Né de l'imaginaire endeuillé et désespéré de James O'Barr, The Crow peut être considéré comme l'exutoire de son auteur, le moyen de se reconstruire et d'exprimer sa révolte contre l'injustice qui ravit ceux qui nous sont chers. L'adaptation cinématographique a connu la même gestation, marquée par le malheur, que son aîné de cases et de bulles.
Ce sont des brasiers de la nuit du diable que naissent la souffrance et le désespoir, entre le rouge de la violence et le noir de la nuit. Et le Corbeau, un an après la tragédie, étend ses ailes pour embrasser la ville mortifère et ses assassins. Et quand il revient sur les lieux du crime et du bonheur perdu à tout jamais, les images se bousculent et les souvenirs l'étranglent d'une douleur indicible. Sous le masque blanc et le cuir noir, la vengeance l'anime, ainsi que la volonté de faire taire la souffrance de l'irréparable.
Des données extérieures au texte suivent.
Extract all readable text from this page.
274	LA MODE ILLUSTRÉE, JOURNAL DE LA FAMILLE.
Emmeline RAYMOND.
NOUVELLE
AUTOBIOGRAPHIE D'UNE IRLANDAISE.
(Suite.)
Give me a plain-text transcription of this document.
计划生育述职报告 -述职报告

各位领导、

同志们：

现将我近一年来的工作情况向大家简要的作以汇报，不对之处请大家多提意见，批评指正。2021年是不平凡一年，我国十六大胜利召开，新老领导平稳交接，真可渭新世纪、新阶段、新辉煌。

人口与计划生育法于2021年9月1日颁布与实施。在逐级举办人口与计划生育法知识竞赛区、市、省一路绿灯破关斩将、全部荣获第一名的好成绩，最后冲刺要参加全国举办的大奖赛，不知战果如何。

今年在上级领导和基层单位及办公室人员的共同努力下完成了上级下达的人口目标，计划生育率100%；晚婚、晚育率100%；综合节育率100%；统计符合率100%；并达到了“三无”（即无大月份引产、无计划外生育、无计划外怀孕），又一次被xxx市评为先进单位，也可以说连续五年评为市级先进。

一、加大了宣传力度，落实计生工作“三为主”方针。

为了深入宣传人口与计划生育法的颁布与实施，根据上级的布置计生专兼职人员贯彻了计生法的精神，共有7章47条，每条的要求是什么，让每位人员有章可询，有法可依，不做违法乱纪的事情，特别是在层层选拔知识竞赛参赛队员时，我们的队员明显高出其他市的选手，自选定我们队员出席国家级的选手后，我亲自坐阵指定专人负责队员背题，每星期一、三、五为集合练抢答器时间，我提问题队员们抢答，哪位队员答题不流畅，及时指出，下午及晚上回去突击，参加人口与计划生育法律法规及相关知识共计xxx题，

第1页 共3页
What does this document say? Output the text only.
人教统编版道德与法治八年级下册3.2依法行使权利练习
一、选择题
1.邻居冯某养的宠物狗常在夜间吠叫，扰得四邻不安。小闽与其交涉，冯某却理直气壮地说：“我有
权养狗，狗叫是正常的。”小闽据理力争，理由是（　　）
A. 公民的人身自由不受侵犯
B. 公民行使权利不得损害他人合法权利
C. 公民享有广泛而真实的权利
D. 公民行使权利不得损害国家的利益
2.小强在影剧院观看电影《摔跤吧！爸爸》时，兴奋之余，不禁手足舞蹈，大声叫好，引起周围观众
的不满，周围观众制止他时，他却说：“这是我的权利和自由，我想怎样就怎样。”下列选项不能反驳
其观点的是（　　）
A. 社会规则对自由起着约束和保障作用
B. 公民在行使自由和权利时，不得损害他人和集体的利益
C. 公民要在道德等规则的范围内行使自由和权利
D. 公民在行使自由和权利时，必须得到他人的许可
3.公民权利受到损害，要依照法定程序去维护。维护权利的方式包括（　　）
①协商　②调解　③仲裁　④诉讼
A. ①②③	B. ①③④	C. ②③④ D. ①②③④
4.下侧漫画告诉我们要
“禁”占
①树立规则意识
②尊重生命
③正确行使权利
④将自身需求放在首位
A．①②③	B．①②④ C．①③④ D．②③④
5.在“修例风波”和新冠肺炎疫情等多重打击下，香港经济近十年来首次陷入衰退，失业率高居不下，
Un par un, ses bourreaux tombent en récoltant ce qu'ils ont lancé au vent de la démence et de la barbarie. Dans une esthétique semblable à la bande desssinée, proche du noir et blanc gothique, le Corbeau évolue en pleine fragmentation plastique, icône romantique, torturé, entre courses poursuites, gunfights, combats à mains nues ou à l'arme blanche. Toujours dans les noirs recoins de la ville en déliquescence, uniquement zébrée de la couleur des explosions ou des souvenirs radieux d'un autre temps.
La couleur naît donc uniquement de ce qui anime le Corbeau : la vengeance et la mélancolie,
jusqu'à un affrontement final en forme de transmission d'un trop plein de souffrances déchirantes et de douleurs infligées par la violence gratuite et l'injustice, comme autant d'éclats effilés d'une vie en morceaux enfoncés dans le coeur.
Et pendant le bref instant d'un baiser, la torture liée à la perte de l'être cher s'apaise, amour que même la mort ne peut détruire. La noirceur se dissipe enfin, instant magique.